México vivió ayer un día más de vergüenza y degradación política: el gobierno simuló construir “la mejor democracia del mundo”, pero fue tan ilegal y aberrante que resultó un bodrio nauseabundo. Fue un acto cínicamente calculado en el proceso de dinamitar nuestro sistema de justicia, y dio paso libre a la creciente arbitrariedad, que también a estos criminales y a su descendencia aplastará.
Ese hecho no debe analizarse superficialmente. Sus raíces se hunden en la congénita perversidad de un enfermo mental que dispuso y dispone del destino de una población ausente de su primerísima responsabilidad: intervenir limpia y generosamente en la vida pública.

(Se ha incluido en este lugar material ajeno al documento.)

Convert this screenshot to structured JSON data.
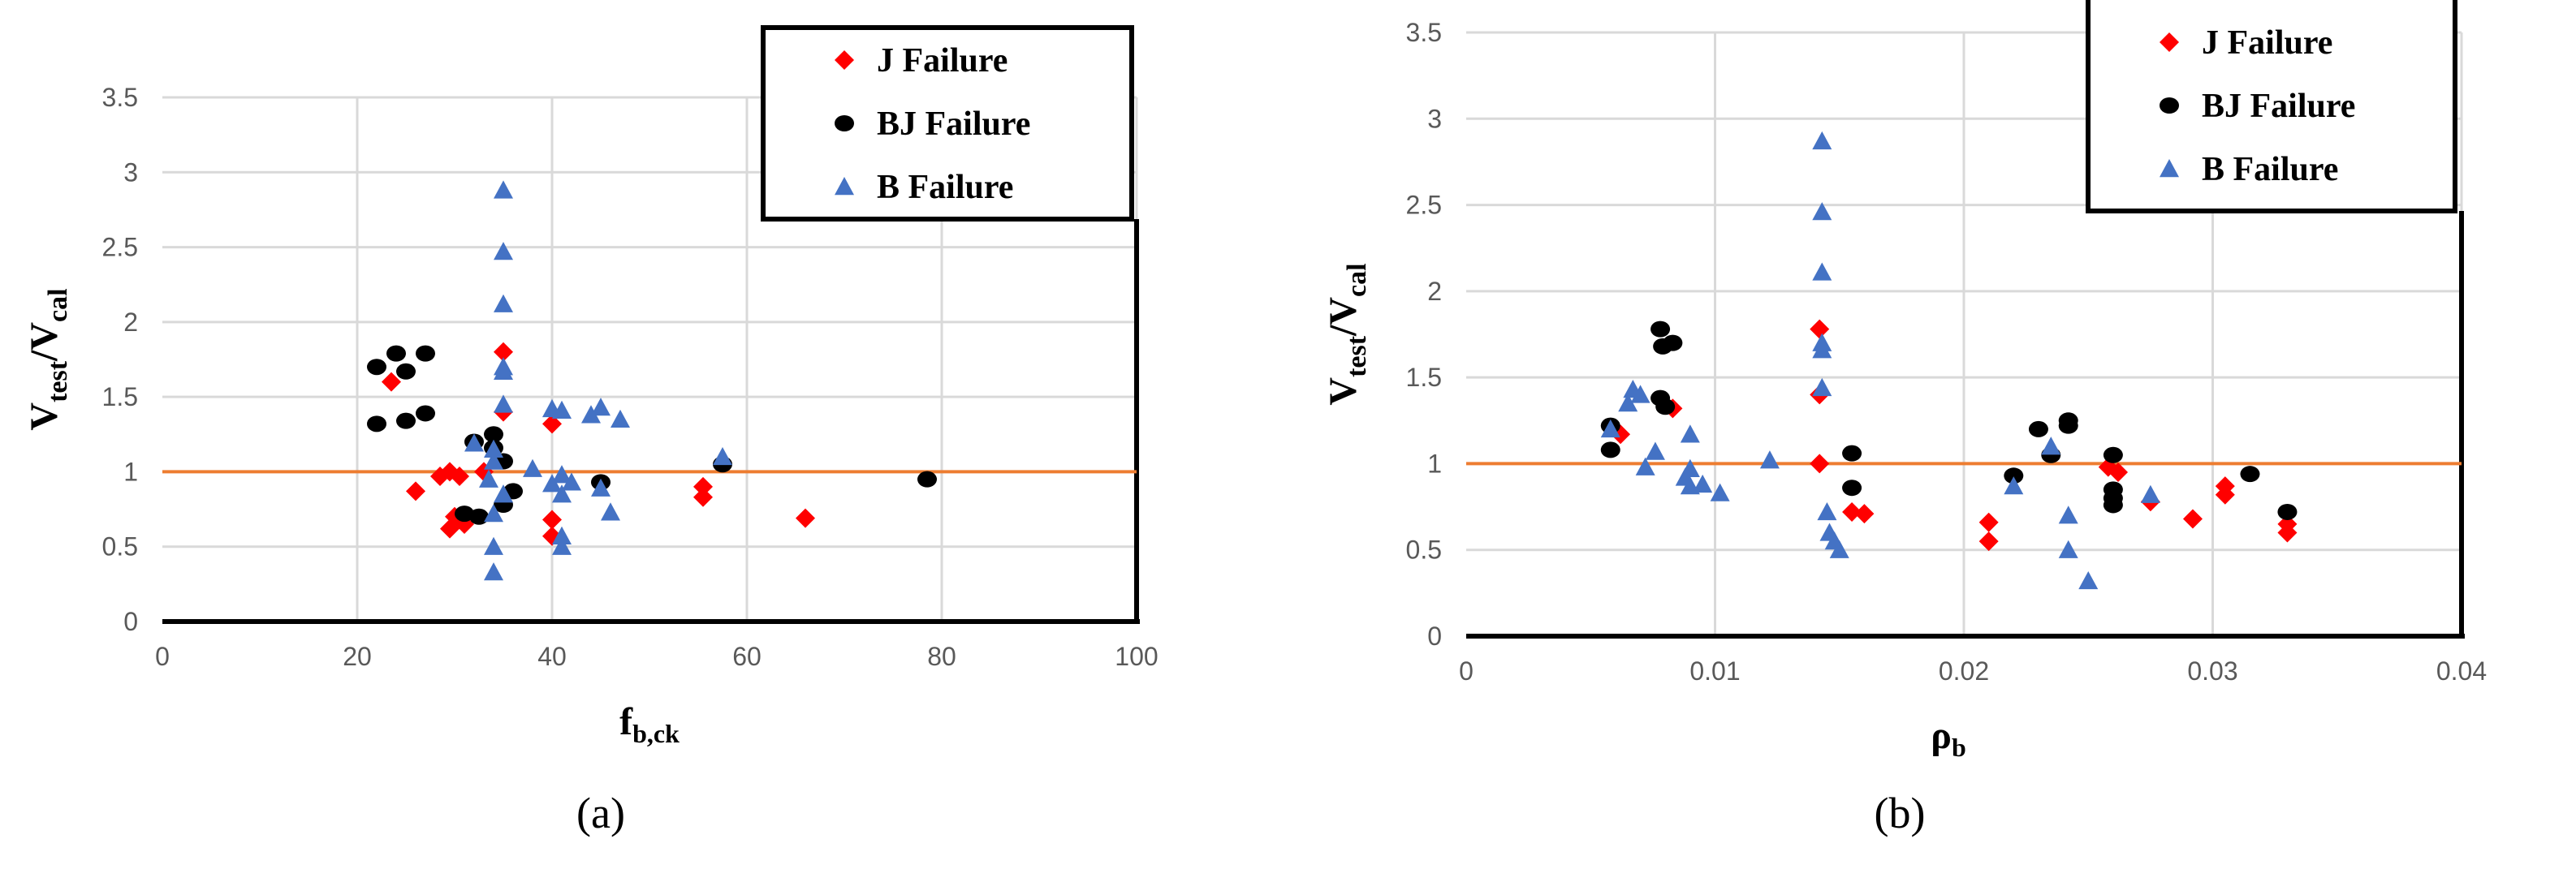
{
  "chart_data": [
    {
      "type": "scatter",
      "panel_label": "(a)",
      "xlabel_main": "f",
      "xlabel_sub": "b,ck",
      "ylabel_main_1": "V",
      "ylabel_sub_1": "test",
      "ylabel_slash": "/V",
      "ylabel_sub_2": "cal",
      "xlim": [
        0,
        100
      ],
      "ylim": [
        0,
        3.5
      ],
      "xticks": [
        "0",
        "20",
        "40",
        "60",
        "80",
        "100"
      ],
      "yticks": [
        "0",
        "0.5",
        "1",
        "1.5",
        "2",
        "2.5",
        "3",
        "3.5"
      ],
      "grid": true,
      "legend_position": "top-right",
      "reference_line_y": 1,
      "series": [
        {
          "name": "J Failure",
          "marker": "diamond",
          "color": "#FF0000",
          "points": [
            [
              23.5,
              1.6
            ],
            [
              26,
              0.87
            ],
            [
              28.5,
              0.97
            ],
            [
              29.5,
              1.0
            ],
            [
              29.5,
              0.62
            ],
            [
              30,
              0.7
            ],
            [
              31,
              0.65
            ],
            [
              30.5,
              0.97
            ],
            [
              33,
              1.0
            ],
            [
              35,
              1.8
            ],
            [
              35,
              1.4
            ],
            [
              40,
              1.32
            ],
            [
              40,
              0.68
            ],
            [
              40,
              0.57
            ],
            [
              55.5,
              0.9
            ],
            [
              55.5,
              0.83
            ],
            [
              66,
              0.69
            ]
          ]
        },
        {
          "name": "BJ Failure",
          "marker": "circle",
          "color": "#000000",
          "points": [
            [
              22,
              1.7
            ],
            [
              24,
              1.79
            ],
            [
              25,
              1.67
            ],
            [
              27,
              1.79
            ],
            [
              22,
              1.32
            ],
            [
              25,
              1.34
            ],
            [
              27,
              1.39
            ],
            [
              31,
              0.72
            ],
            [
              32,
              1.2
            ],
            [
              34,
              1.25
            ],
            [
              35,
              1.07
            ],
            [
              35,
              0.78
            ],
            [
              36,
              0.87
            ],
            [
              34,
              1.16
            ],
            [
              32.5,
              0.7
            ],
            [
              45,
              0.93
            ],
            [
              57.5,
              1.05
            ],
            [
              78.5,
              0.95
            ]
          ]
        },
        {
          "name": "B Failure",
          "marker": "triangle",
          "color": "#4472C4",
          "points": [
            [
              35,
              2.88
            ],
            [
              35,
              2.47
            ],
            [
              35,
              2.12
            ],
            [
              35,
              1.7
            ],
            [
              35,
              1.67
            ],
            [
              35,
              1.45
            ],
            [
              32,
              1.19
            ],
            [
              34,
              1.15
            ],
            [
              34,
              1.07
            ],
            [
              33.5,
              0.95
            ],
            [
              38,
              1.02
            ],
            [
              40,
              1.42
            ],
            [
              41,
              1.41
            ],
            [
              44,
              1.38
            ],
            [
              45,
              1.43
            ],
            [
              47,
              1.35
            ],
            [
              34,
              0.72
            ],
            [
              34,
              0.5
            ],
            [
              34,
              0.33
            ],
            [
              35,
              0.85
            ],
            [
              40,
              0.92
            ],
            [
              41,
              0.98
            ],
            [
              41,
              0.85
            ],
            [
              42,
              0.93
            ],
            [
              45,
              0.89
            ],
            [
              46,
              0.73
            ],
            [
              41,
              0.57
            ],
            [
              41,
              0.5
            ],
            [
              57.5,
              1.1
            ]
          ]
        }
      ]
    },
    {
      "type": "scatter",
      "panel_label": "(b)",
      "xlabel_main": "ρ",
      "xlabel_sub": "b",
      "ylabel_main_1": "V",
      "ylabel_sub_1": "test",
      "ylabel_slash": "/V",
      "ylabel_sub_2": "cal",
      "xlim": [
        0,
        0.04
      ],
      "ylim": [
        0,
        3.5
      ],
      "xticks": [
        "0",
        "0.01",
        "0.02",
        "0.03",
        "0.04"
      ],
      "yticks": [
        "0",
        "0.5",
        "1",
        "1.5",
        "2",
        "2.5",
        "3",
        "3.5"
      ],
      "grid": true,
      "legend_position": "top-right",
      "reference_line_y": 1,
      "series": [
        {
          "name": "J Failure",
          "marker": "diamond",
          "color": "#FF0000",
          "points": [
            [
              0.0062,
              1.17
            ],
            [
              0.0083,
              1.32
            ],
            [
              0.0142,
              1.78
            ],
            [
              0.0142,
              1.4
            ],
            [
              0.0142,
              1.0
            ],
            [
              0.0155,
              0.72
            ],
            [
              0.016,
              0.71
            ],
            [
              0.021,
              0.66
            ],
            [
              0.021,
              0.55
            ],
            [
              0.0258,
              0.98
            ],
            [
              0.0262,
              0.95
            ],
            [
              0.0275,
              0.78
            ],
            [
              0.0292,
              0.68
            ],
            [
              0.0305,
              0.87
            ],
            [
              0.0305,
              0.82
            ],
            [
              0.033,
              0.65
            ],
            [
              0.033,
              0.6
            ]
          ]
        },
        {
          "name": "BJ Failure",
          "marker": "circle",
          "color": "#000000",
          "points": [
            [
              0.0058,
              1.22
            ],
            [
              0.0058,
              1.08
            ],
            [
              0.0078,
              1.78
            ],
            [
              0.0079,
              1.68
            ],
            [
              0.0083,
              1.7
            ],
            [
              0.0078,
              1.38
            ],
            [
              0.008,
              1.33
            ],
            [
              0.0155,
              1.06
            ],
            [
              0.0155,
              0.86
            ],
            [
              0.022,
              0.93
            ],
            [
              0.023,
              1.2
            ],
            [
              0.0235,
              1.05
            ],
            [
              0.0242,
              1.25
            ],
            [
              0.0242,
              1.22
            ],
            [
              0.026,
              1.05
            ],
            [
              0.026,
              0.85
            ],
            [
              0.026,
              0.8
            ],
            [
              0.026,
              0.76
            ],
            [
              0.0315,
              0.94
            ],
            [
              0.033,
              0.72
            ]
          ]
        },
        {
          "name": "B Failure",
          "marker": "triangle",
          "color": "#4472C4",
          "points": [
            [
              0.0143,
              2.87
            ],
            [
              0.0143,
              2.46
            ],
            [
              0.0143,
              2.11
            ],
            [
              0.0143,
              1.7
            ],
            [
              0.0143,
              1.66
            ],
            [
              0.0143,
              1.44
            ],
            [
              0.0058,
              1.2
            ],
            [
              0.0065,
              1.35
            ],
            [
              0.0067,
              1.43
            ],
            [
              0.007,
              1.4
            ],
            [
              0.0072,
              0.98
            ],
            [
              0.0076,
              1.07
            ],
            [
              0.0088,
              0.92
            ],
            [
              0.009,
              1.17
            ],
            [
              0.009,
              0.97
            ],
            [
              0.009,
              0.87
            ],
            [
              0.0095,
              0.88
            ],
            [
              0.0102,
              0.83
            ],
            [
              0.0122,
              1.02
            ],
            [
              0.0145,
              0.72
            ],
            [
              0.0146,
              0.6
            ],
            [
              0.0148,
              0.55
            ],
            [
              0.015,
              0.5
            ],
            [
              0.022,
              0.87
            ],
            [
              0.0235,
              1.1
            ],
            [
              0.0242,
              0.7
            ],
            [
              0.0242,
              0.5
            ],
            [
              0.025,
              0.32
            ],
            [
              0.0275,
              0.82
            ]
          ]
        }
      ]
    }
  ],
  "colors": {
    "grid": "#D9D9D9",
    "reference_line": "#ED7D31"
  }
}
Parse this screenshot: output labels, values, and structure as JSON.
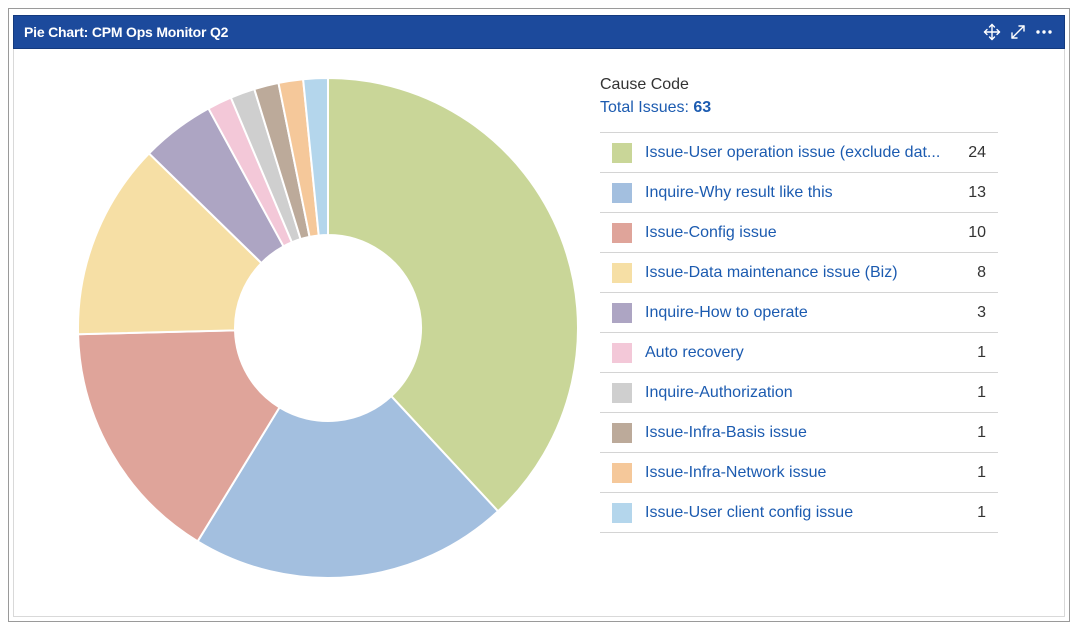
{
  "gadget": {
    "title": "Pie Chart: CPM Ops Monitor Q2",
    "icons": [
      "move-icon",
      "expand-icon",
      "more-options-icon"
    ]
  },
  "legend": {
    "title": "Cause Code",
    "total_label": "Total Issues:",
    "total_value": "63",
    "items": [
      {
        "label": "Issue-User operation issue (exclude dat...",
        "count": "24"
      },
      {
        "label": "Inquire-Why result like this",
        "count": "13"
      },
      {
        "label": "Issue-Config issue",
        "count": "10"
      },
      {
        "label": "Issue-Data maintenance issue (Biz)",
        "count": "8"
      },
      {
        "label": "Inquire-How to operate",
        "count": "3"
      },
      {
        "label": "Auto recovery",
        "count": "1"
      },
      {
        "label": "Inquire-Authorization",
        "count": "1"
      },
      {
        "label": "Issue-Infra-Basis issue",
        "count": "1"
      },
      {
        "label": "Issue-Infra-Network issue",
        "count": "1"
      },
      {
        "label": "Issue-User client config issue",
        "count": "1"
      }
    ]
  },
  "colors": {
    "titlebar": "#1c4a9c",
    "link": "#1c5bb0"
  },
  "chart_data": {
    "type": "pie",
    "donut": true,
    "title": "Cause Code",
    "total": 63,
    "categories": [
      "Issue-User operation issue (exclude dat...",
      "Inquire-Why result like this",
      "Issue-Config issue",
      "Issue-Data maintenance issue (Biz)",
      "Inquire-How to operate",
      "Auto recovery",
      "Inquire-Authorization",
      "Issue-Infra-Basis issue",
      "Issue-Infra-Network issue",
      "Issue-User client config issue"
    ],
    "values": [
      24,
      13,
      10,
      8,
      3,
      1,
      1,
      1,
      1,
      1
    ],
    "colors": [
      "#c9d698",
      "#a3bfdf",
      "#dfa49a",
      "#f6dfa5",
      "#ada5c3",
      "#f3c8d8",
      "#cfcfcf",
      "#bcaa9a",
      "#f5c89a",
      "#b4d6ec"
    ],
    "legend_position": "right"
  }
}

Cuando se lee la historia de otros pueblos sorprende la repetición de ciertos comportamientos patológicos de algunos de sus dirigentes. Me referiré a un hombre cuya huella profunda, por su inmensurable maldad, sigue lacerando a su nación:
De él dijeron los que de cerca lo trataron que “nunca fue tolerante con la disensión en las filas de su partido”; que “no le importaban en absoluto las opiniones de los demás”; que “deliberadamente se rodeaba de necios que no se atrevían a discutirle”; que “su actitud dominante se fue ampliando hasta llegar a proporciones megalómanas”; que “se encolerizaba con quienes trató durante años”; que “actuaba poseído por el odio y la cólera”; que “vivía en una extrema tensión nerviosa”; que “su comportamiento público era vulgar y grosero”; que “era difícil creer que fuera un hombre culto”; que “se burlaba de sus adversarios, tanto dentro como fuera del partido, utilizando un lenguaje crudo y violento”; que “la alteración maníaca de su estado de ánimo era característica de su naturaleza psicológica”; que “buena parte de su éxito se explica por el dominio imponente sobre su partido”; que “ningún otro partido político había estado tan íntimamente ligado a la personalidad de un único hombre, y que fue el primero que logró la categoría de un dios”; que “se le juró lealtad como líder y maestro, porque todos los demás eran enanos políticos”; que “su dominio sobre el partido tenía que ver más con la cultura del partido que con su carisma, y que su oratoria era gris, que le faltaba brillantez”; que “no podía pronunciar las palabras correctamente, pero tenía facilidad para encontrar lemas fáciles que metía en la cabeza de sus oyentes a fuerza de repetirlos constantemente”; que “fue capaz de infundir una fe fanática en el movimiento y en la causa”; que era “un hombre monomaníaco con la moral atrofiada”.
Se puede deducir que lo anterior se refiere a Tartufo (alias AMLO), pero es la historia de Vladímir Uliánov, el tal Lenin (1870-1924) que desató en Rusia una de las guerras civiles más sangrientas que registra la historia. Como dice la canción: “… tantos mundos, tanto espacio y coincidir”.